I have to admit, I’ve been afraid to step on the scale, but when I finally broke down and did, I’m only about three pounds over my goal weight. I’m not mad about it. 

I’ve got to give myself a little grace. Being in a calorie deficit is just one thing I can’t stress about right now. I’m still consuming lots of healthy, whole fruits and vegetables, but I’ve removed the restrictions around certain food avoidance. 

A funny thing happened when I stopped avoiding particular food groups (like dessert) combined with the absence of alcohol. Since nothing is forbidden — and there’s nothing to lower my inhibitions — ice creaming has become a non-event. 

Meaning, I eat it, and I’m over it. There’s no guilt wrapped up in it. There’s no self-punishment in my workout the next day. 
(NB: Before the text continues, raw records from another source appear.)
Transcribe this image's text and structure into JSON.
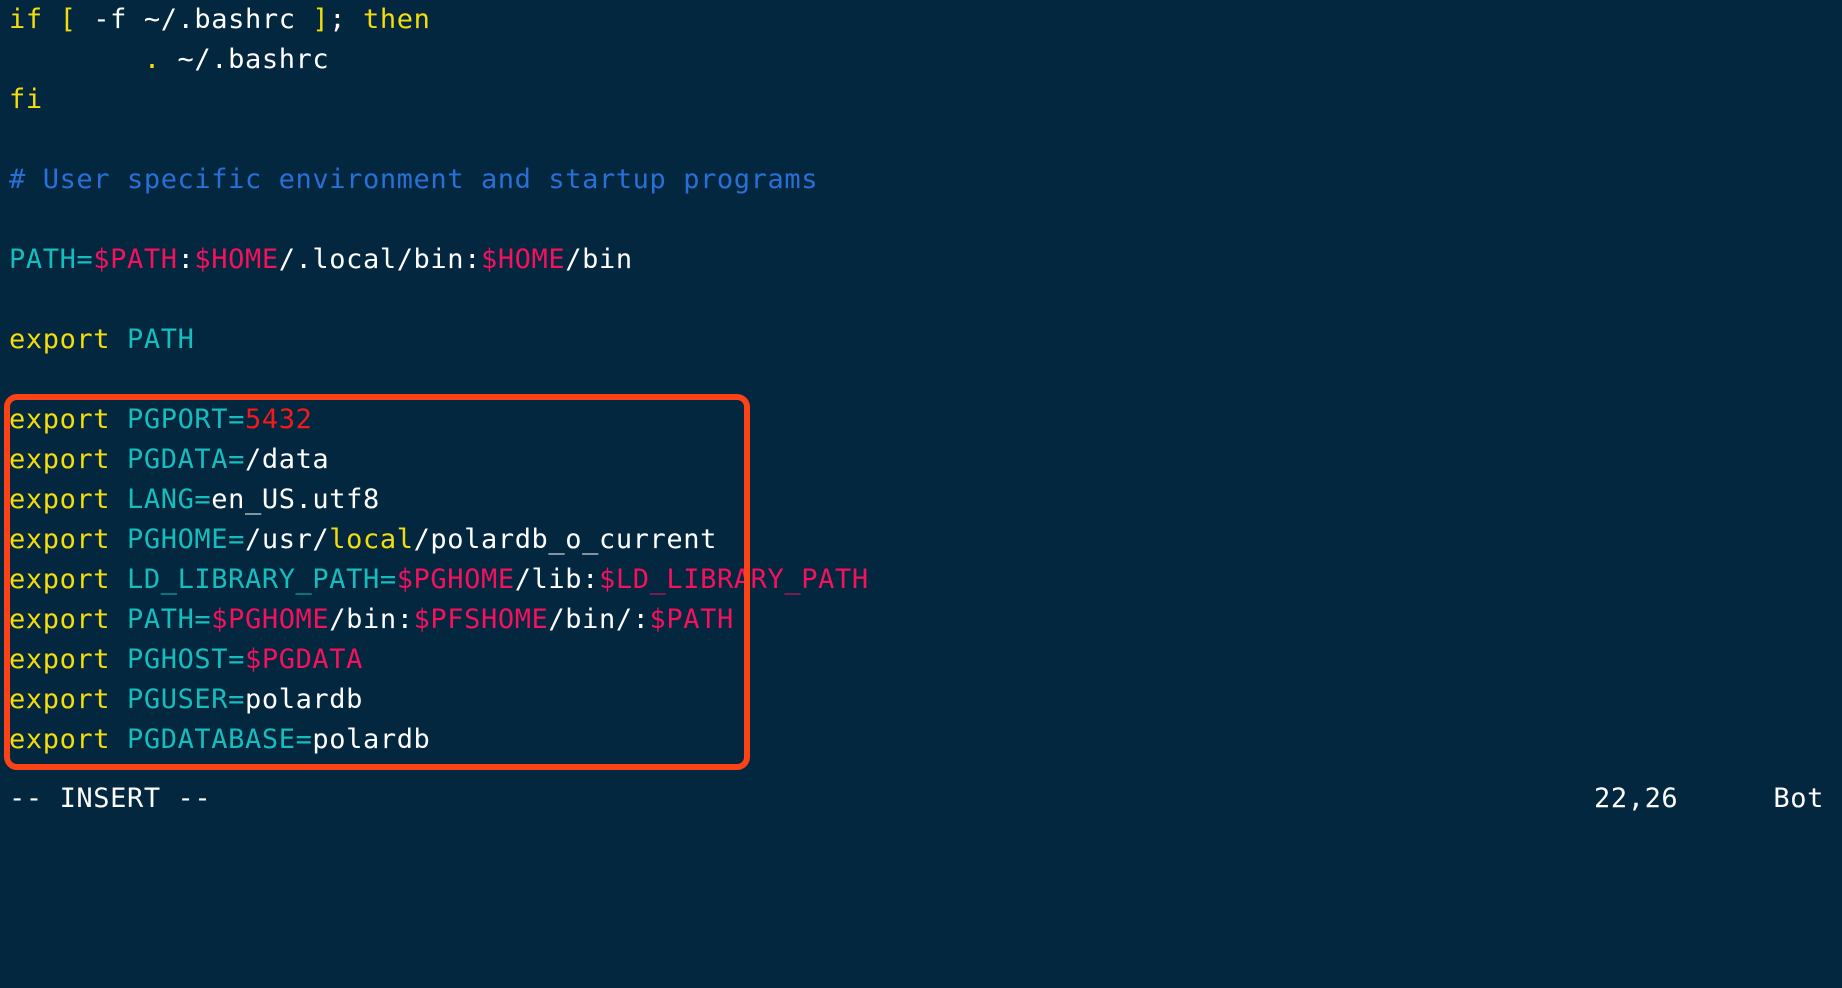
{
  "editor": {
    "name": "vim",
    "background_color": "#03273f",
    "foreground_color": "#ffffff"
  },
  "syntax_colors": {
    "keyword": "#f5dd0b",
    "identifier": "#16bdbd",
    "variable": "#f4115e",
    "comment": "#2a6fd6",
    "number": "#f21a1a",
    "text": "#ffffff"
  },
  "annotation": {
    "shape": "rounded-rectangle",
    "color": "#fc4318",
    "border_width_px": 6,
    "surrounds_lines": [
      "export PGPORT=5432",
      "export PGDATA=/data",
      "export LANG=en_US.utf8",
      "export PGHOME=/usr/local/polardb_o_current",
      "export LD_LIBRARY_PATH=$PGHOME/lib:$LD_LIBRARY_PATH",
      "export PATH=$PGHOME/bin:$PFSHOME/bin/:$PATH",
      "export PGHOST=$PGDATA",
      "export PGUSER=polardb",
      "export PGDATABASE=polardb"
    ]
  },
  "buffer": {
    "lines": [
      {
        "id": "line-if-bashrc",
        "tokens": [
          {
            "t": "if ",
            "c": "kw"
          },
          {
            "t": "[ ",
            "c": "kw"
          },
          {
            "t": "-f ~/.bashrc ",
            "c": "text"
          },
          {
            "t": "]",
            "c": "kw"
          },
          {
            "t": "; ",
            "c": "text"
          },
          {
            "t": "then",
            "c": "kw"
          }
        ]
      },
      {
        "id": "line-source-bashrc",
        "tokens": [
          {
            "t": "        ",
            "c": "text"
          },
          {
            "t": ".",
            "c": "kw"
          },
          {
            "t": " ~/.bashrc",
            "c": "text"
          }
        ]
      },
      {
        "id": "line-fi",
        "tokens": [
          {
            "t": "fi",
            "c": "kw"
          }
        ]
      },
      {
        "id": "line-blank-1",
        "tokens": [
          {
            "t": " ",
            "c": "text"
          }
        ]
      },
      {
        "id": "line-comment-user-env",
        "tokens": [
          {
            "t": "# User specific environment and startup programs",
            "c": "comment"
          }
        ]
      },
      {
        "id": "line-blank-2",
        "tokens": [
          {
            "t": " ",
            "c": "text"
          }
        ]
      },
      {
        "id": "line-path-assign",
        "tokens": [
          {
            "t": "PATH",
            "c": "ident"
          },
          {
            "t": "=",
            "c": "ident"
          },
          {
            "t": "$PATH",
            "c": "var"
          },
          {
            "t": ":",
            "c": "text"
          },
          {
            "t": "$HOME",
            "c": "var"
          },
          {
            "t": "/.local/bin:",
            "c": "text"
          },
          {
            "t": "$HOME",
            "c": "var"
          },
          {
            "t": "/bin",
            "c": "text"
          }
        ]
      },
      {
        "id": "line-blank-3",
        "tokens": [
          {
            "t": " ",
            "c": "text"
          }
        ]
      },
      {
        "id": "line-export-path",
        "tokens": [
          {
            "t": "export",
            "c": "kw"
          },
          {
            "t": " ",
            "c": "text"
          },
          {
            "t": "PATH",
            "c": "ident"
          }
        ]
      },
      {
        "id": "line-blank-4",
        "tokens": [
          {
            "t": " ",
            "c": "text"
          }
        ]
      },
      {
        "id": "line-export-pgport",
        "tokens": [
          {
            "t": "export",
            "c": "kw"
          },
          {
            "t": " ",
            "c": "text"
          },
          {
            "t": "PGPORT",
            "c": "ident"
          },
          {
            "t": "=",
            "c": "ident"
          },
          {
            "t": "5432",
            "c": "num"
          }
        ]
      },
      {
        "id": "line-export-pgdata",
        "tokens": [
          {
            "t": "export",
            "c": "kw"
          },
          {
            "t": " ",
            "c": "text"
          },
          {
            "t": "PGDATA",
            "c": "ident"
          },
          {
            "t": "=",
            "c": "ident"
          },
          {
            "t": "/data",
            "c": "text"
          }
        ]
      },
      {
        "id": "line-export-lang",
        "tokens": [
          {
            "t": "export",
            "c": "kw"
          },
          {
            "t": " ",
            "c": "text"
          },
          {
            "t": "LANG",
            "c": "ident"
          },
          {
            "t": "=",
            "c": "ident"
          },
          {
            "t": "en_US.utf8",
            "c": "text"
          }
        ]
      },
      {
        "id": "line-export-pghome",
        "tokens": [
          {
            "t": "export",
            "c": "kw"
          },
          {
            "t": " ",
            "c": "text"
          },
          {
            "t": "PGHOME",
            "c": "ident"
          },
          {
            "t": "=",
            "c": "ident"
          },
          {
            "t": "/usr/",
            "c": "text"
          },
          {
            "t": "local",
            "c": "kw"
          },
          {
            "t": "/polardb_o_current",
            "c": "text"
          }
        ]
      },
      {
        "id": "line-export-ld-library-path",
        "tokens": [
          {
            "t": "export",
            "c": "kw"
          },
          {
            "t": " ",
            "c": "text"
          },
          {
            "t": "LD_LIBRARY_PATH",
            "c": "ident"
          },
          {
            "t": "=",
            "c": "ident"
          },
          {
            "t": "$PGHOME",
            "c": "var"
          },
          {
            "t": "/lib:",
            "c": "text"
          },
          {
            "t": "$LD_LIBRARY_PATH",
            "c": "var"
          }
        ]
      },
      {
        "id": "line-export-path-pg",
        "tokens": [
          {
            "t": "export",
            "c": "kw"
          },
          {
            "t": " ",
            "c": "text"
          },
          {
            "t": "PATH",
            "c": "ident"
          },
          {
            "t": "=",
            "c": "ident"
          },
          {
            "t": "$PGHOME",
            "c": "var"
          },
          {
            "t": "/bin:",
            "c": "text"
          },
          {
            "t": "$PFSHOME",
            "c": "var"
          },
          {
            "t": "/bin/:",
            "c": "text"
          },
          {
            "t": "$PATH",
            "c": "var"
          }
        ]
      },
      {
        "id": "line-export-pghost",
        "tokens": [
          {
            "t": "export",
            "c": "kw"
          },
          {
            "t": " ",
            "c": "text"
          },
          {
            "t": "PGHOST",
            "c": "ident"
          },
          {
            "t": "=",
            "c": "ident"
          },
          {
            "t": "$PGDATA",
            "c": "var"
          }
        ]
      },
      {
        "id": "line-export-pguser",
        "tokens": [
          {
            "t": "export",
            "c": "kw"
          },
          {
            "t": " ",
            "c": "text"
          },
          {
            "t": "PGUSER",
            "c": "ident"
          },
          {
            "t": "=",
            "c": "ident"
          },
          {
            "t": "polardb",
            "c": "text"
          }
        ]
      },
      {
        "id": "line-export-pgdatabase",
        "tokens": [
          {
            "t": "export",
            "c": "kw"
          },
          {
            "t": " ",
            "c": "text"
          },
          {
            "t": "PGDATABASE",
            "c": "ident"
          },
          {
            "t": "=",
            "c": "ident"
          },
          {
            "t": "polardb",
            "c": "text"
          }
        ]
      }
    ]
  },
  "status": {
    "mode": "-- INSERT --",
    "position": "22,26",
    "scroll": "Bot"
  }
}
I am mindful that I have adopted this habit. And even though I’d prefer to go back to eating it moderately, I’ve found it’s simply something I’ve accepted as part of my life right now. 

Maybe instead of Sober October, I’ll challenge myself to an ice cream-free October. That seemed to be the key to kicking off my sober lifestyle. Who’s in?

If you’re in evaluating your eating patterns and trying to find some grace in some bad habits you’ve picked up, I’m sending you all my peace, love, and ice cream.